19 Mart 2011 Cumartesi

NE GEREK VAR CANIM…


Sevgili Uğur Mumcu’nun; tehlikesine en çok dikkat çektiği insan tiplerinden biri ‘bilgi sahibi olmadan fikir sahibi olanlar’ idi. Özellikle son yıllarda bu özellik, belirli bir grup insana özgü olmaktan çıkıp galiba ulusal karakterimiz halini aldı. Gündelik yaşamın hemen her alanında yansımalarını görür olduk. Hemen herkes; bırakın uzman olmayı, kendi işi, uğraşı, mesleği, yani yaşamını sürdürdüğü faaliyet alanı dışında her konudaki engin ‘fikir’lerini sergiler oldu.
Peki ya bilgi? Ne gerek var canım?
Bilirsiniz toplumumuzda herkes doktordur. Bir yeriniz ağrımaya görsün, ilaçtan tutun da çeşitli tedavi yöntemlerine kadar öneri bombardımanına tutulursunuz. Kaputu açılmış bir arabanın başında mutlaka; “bujiler meme yapmış abi”, “yok yok, marş motorundan bu”, “karbüratörde pislik var” gibi görüşler sıralayan gönüllü oto tamircileri yığılıdır. Okumuşuyla okumamışıyla, genciyle, yaşlısıyla her Türk erkeği teknik direktördür öte yandan. Kazanılan ya da kaybedilen her futbol maçından sonra; “onu oynatmadı, bunu oynattı,”
(ne olduğunu tam olarak bildiklerini de sanmadığım) “bu takım tandem oynar mı yahu”, “4-4-2’den 4-4-3’e geçersen böyle olur” gibi veciz teknik yorumlar duyar ya da okuruz. Hukuk konusundaki en yaygın ve anlamlı çözüm ise “sallandıracaksın birkaç tanesini, bakalım bir daha yapabiliyorlar mı”dır.

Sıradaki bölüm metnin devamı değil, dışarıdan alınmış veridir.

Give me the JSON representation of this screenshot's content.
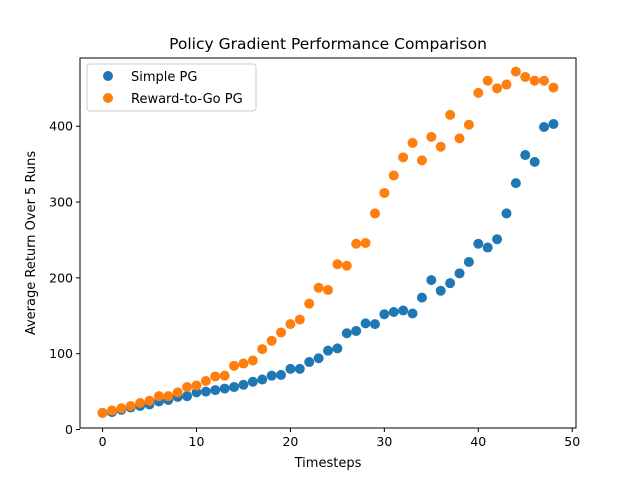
{
  "chart_data": {
    "type": "scatter",
    "title": "Policy Gradient Performance Comparison",
    "xlabel": "Timesteps",
    "ylabel": "Average Return Over 5 Runs",
    "xlim": [
      -2.4,
      50.4
    ],
    "ylim": [
      2,
      490
    ],
    "xticks": [
      0,
      10,
      20,
      30,
      40,
      50
    ],
    "yticks": [
      0,
      100,
      200,
      300,
      400
    ],
    "grid": false,
    "legend_position": "top-left",
    "series": [
      {
        "name": "Simple PG",
        "color": "#1f77b4",
        "x": [
          0,
          1,
          2,
          3,
          4,
          5,
          6,
          7,
          8,
          9,
          10,
          11,
          12,
          13,
          14,
          15,
          16,
          17,
          18,
          19,
          20,
          21,
          22,
          23,
          24,
          25,
          26,
          27,
          28,
          29,
          30,
          31,
          32,
          33,
          34,
          35,
          36,
          37,
          38,
          39,
          40,
          41,
          42,
          43,
          44,
          45,
          46,
          47,
          48
        ],
        "y": [
          22,
          23,
          26,
          29,
          31,
          33,
          37,
          39,
          43,
          44,
          49,
          50,
          52,
          54,
          56,
          59,
          63,
          66,
          71,
          72,
          80,
          80,
          89,
          94,
          104,
          107,
          127,
          130,
          140,
          139,
          152,
          155,
          157,
          153,
          174,
          197,
          183,
          193,
          206,
          221,
          245,
          240,
          251,
          285,
          325,
          362,
          353,
          399,
          403
        ]
      },
      {
        "name": "Reward-to-Go PG",
        "color": "#ff7f0e",
        "x": [
          0,
          1,
          2,
          3,
          4,
          5,
          6,
          7,
          8,
          9,
          10,
          11,
          12,
          13,
          14,
          15,
          16,
          17,
          18,
          19,
          20,
          21,
          22,
          23,
          24,
          25,
          26,
          27,
          28,
          29,
          30,
          31,
          32,
          33,
          34,
          35,
          36,
          37,
          38,
          39,
          40,
          41,
          42,
          43,
          44,
          45,
          46,
          47,
          48
        ],
        "y": [
          22,
          25,
          28,
          31,
          35,
          38,
          44,
          44,
          49,
          56,
          58,
          64,
          70,
          71,
          84,
          87,
          91,
          106,
          117,
          128,
          139,
          145,
          166,
          187,
          184,
          218,
          216,
          245,
          246,
          285,
          312,
          335,
          359,
          378,
          355,
          386,
          373,
          415,
          384,
          402,
          444,
          460,
          450,
          455,
          472,
          465,
          460,
          460,
          451
        ]
      }
    ]
  }
}
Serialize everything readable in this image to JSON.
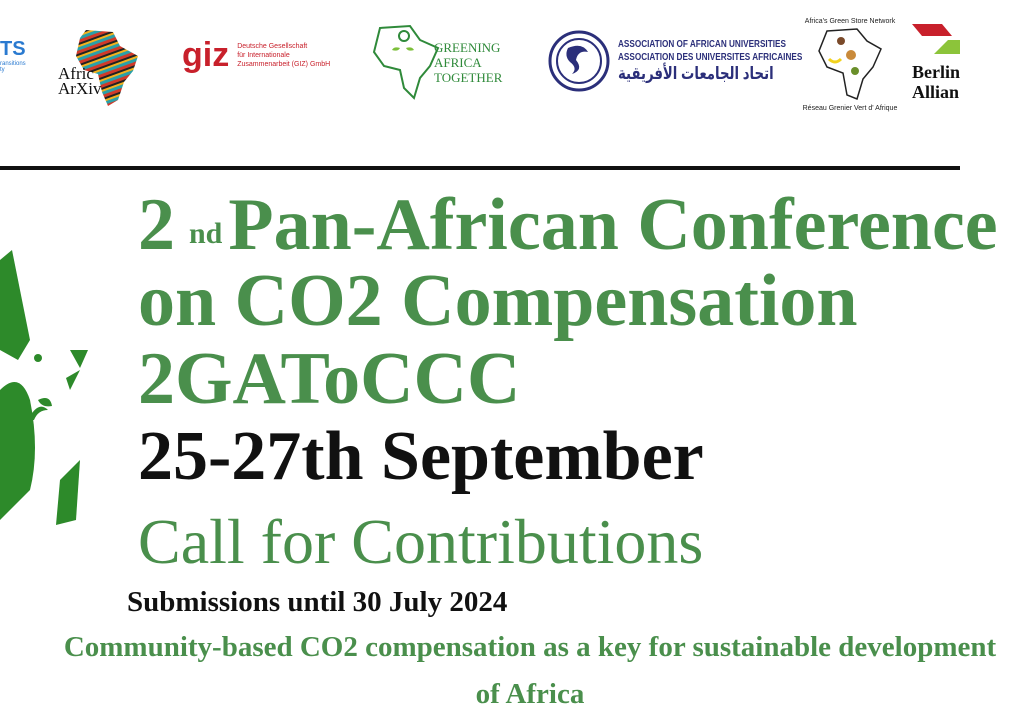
{
  "logos": {
    "partial_left": {
      "text": "TS",
      "subtext": "ransitions\nty"
    },
    "afric_arxiv": {
      "line1": "Afric",
      "line2": "ArXiv"
    },
    "giz": {
      "mark": "giz",
      "line1": "Deutsche Gesellschaft",
      "line2": "für Internationale",
      "line3": "Zusammenarbeit (GIZ) GmbH"
    },
    "greening_africa": {
      "line1": "GREENING",
      "line2": "AFRICA",
      "line3": "TOGETHER"
    },
    "aau": {
      "line1": "ASSOCIATION OF AFRICAN UNIVERSITIES",
      "line2": "ASSOCIATION DES UNIVERSITES AFRICAINES",
      "line3": "اتحاد الجامعات الأفريقية"
    },
    "green_store": {
      "top": "Africa's Green Store Network",
      "bottom": "Réseau Grenier Vert d' Afrique"
    },
    "berlin": {
      "line1": "Berlin",
      "line2": "Allian"
    }
  },
  "headline": {
    "ordinal_number": "2",
    "ordinal_suffix": "nd",
    "line1": "Pan-African Conference",
    "line2": "on CO2 Compensation",
    "line3": "2GAToCCC",
    "dates": "25-27th September",
    "call": "Call for Contributions",
    "deadline": "Submissions until 30 July 2024",
    "theme_line1": "Community-based CO2 compensation as a key for sustainable development",
    "theme_line2": "of Africa"
  },
  "colors": {
    "green": "#4a8f4c",
    "black": "#111111"
  }
}
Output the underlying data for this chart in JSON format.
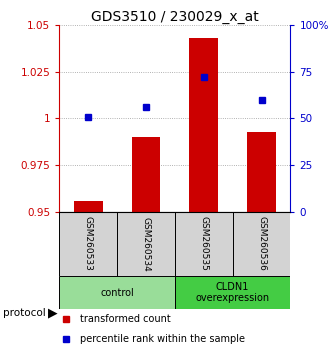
{
  "title": "GDS3510 / 230029_x_at",
  "samples": [
    "GSM260533",
    "GSM260534",
    "GSM260535",
    "GSM260536"
  ],
  "transformed_counts": [
    0.956,
    0.99,
    1.043,
    0.993
  ],
  "percentile_ranks": [
    51,
    56,
    72,
    60
  ],
  "ylim_left": [
    0.95,
    1.05
  ],
  "ylim_right": [
    0,
    100
  ],
  "yticks_left": [
    0.95,
    0.975,
    1.0,
    1.025,
    1.05
  ],
  "ytick_labels_left": [
    "0.95",
    "0.975",
    "1",
    "1.025",
    "1.05"
  ],
  "yticks_right": [
    0,
    25,
    50,
    75,
    100
  ],
  "ytick_labels_right": [
    "0",
    "25",
    "50",
    "75",
    "100%"
  ],
  "bar_color": "#cc0000",
  "marker_color": "#0000cc",
  "bar_width": 0.5,
  "baseline": 0.95,
  "groups": [
    {
      "label": "control",
      "samples": [
        0,
        1
      ],
      "color": "#99dd99"
    },
    {
      "label": "CLDN1\noverexpression",
      "samples": [
        2,
        3
      ],
      "color": "#44cc44"
    }
  ],
  "protocol_label": "protocol",
  "legend_bar_label": "transformed count",
  "legend_marker_label": "percentile rank within the sample",
  "title_fontsize": 10,
  "tick_fontsize": 7.5,
  "sample_fontsize": 6.5,
  "group_fontsize": 7,
  "legend_fontsize": 7
}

Hukuk demişken; bir ülkenin en yüksek yargı organının başında mesleği hukuk olmayan bir yetkili vardır bizde. Dünyanın en zengin florasına sahip topraklarımızı katleden HES projelerinin, ya da çocukluğumdan bu yana her sabah uyandığımda günaydın dediğim, karşımda mitolojinin ve sonsuzluğun abidesi gibi duran Kaz Dağları’nın altını üstüne getirerek bir avuç altını toprağın üstüne getirme çalışmalarının savunucusu, adında ‘çevre’ sözcüğünün yer aldığı makamdır. Yine bir büyük yetkili; 2000 yıllık bir kültür ve tarih mirası olan Allianoi için; “ben araştırdım öyle bir yer yok”, “üç dört tane gavur sütunu” ya da “biz aslında onu bin yıl sonra yine kazıp çıkarsınlar diye koruyoruz” gibi zengin arkeolojik ‘fikir’lerini sergilemektedir. Nazım’ın dizelerinde ölümsüzleştirilen ‘kadınlarımıza’ 21. yüzyılda; “Dekolte giyersen tecavüzü sen davet edersin, suçun yarısı da senindir” diyen zat, dünya dinleri arasında hoşgörüye en açık olan dinimizin bir ‘fikir önderi’dir.
Bu örnekleri hemen her gün yaşıyoruz, tanık oluyoruz. Üstelik; televizyonu ile, interneti ile, diğer iletişim kanalları ile insanlık tarihinin, adına ‘bilgi çağı’ denilen bir döneminde yaşarken oluyor bunlar. Bütün istatisiklerin aşağı yukarı buluştuğu oranlarla Türk insanı olarak günde ortalama 5 saat televizyon izliyor ama yılda toplam olarak 6 saat kitap okuyoruz. Yani hemen her şey konusunda ‘fikir sahibi oluyoruz. Peki ya bilgi? Canım ne gerek var?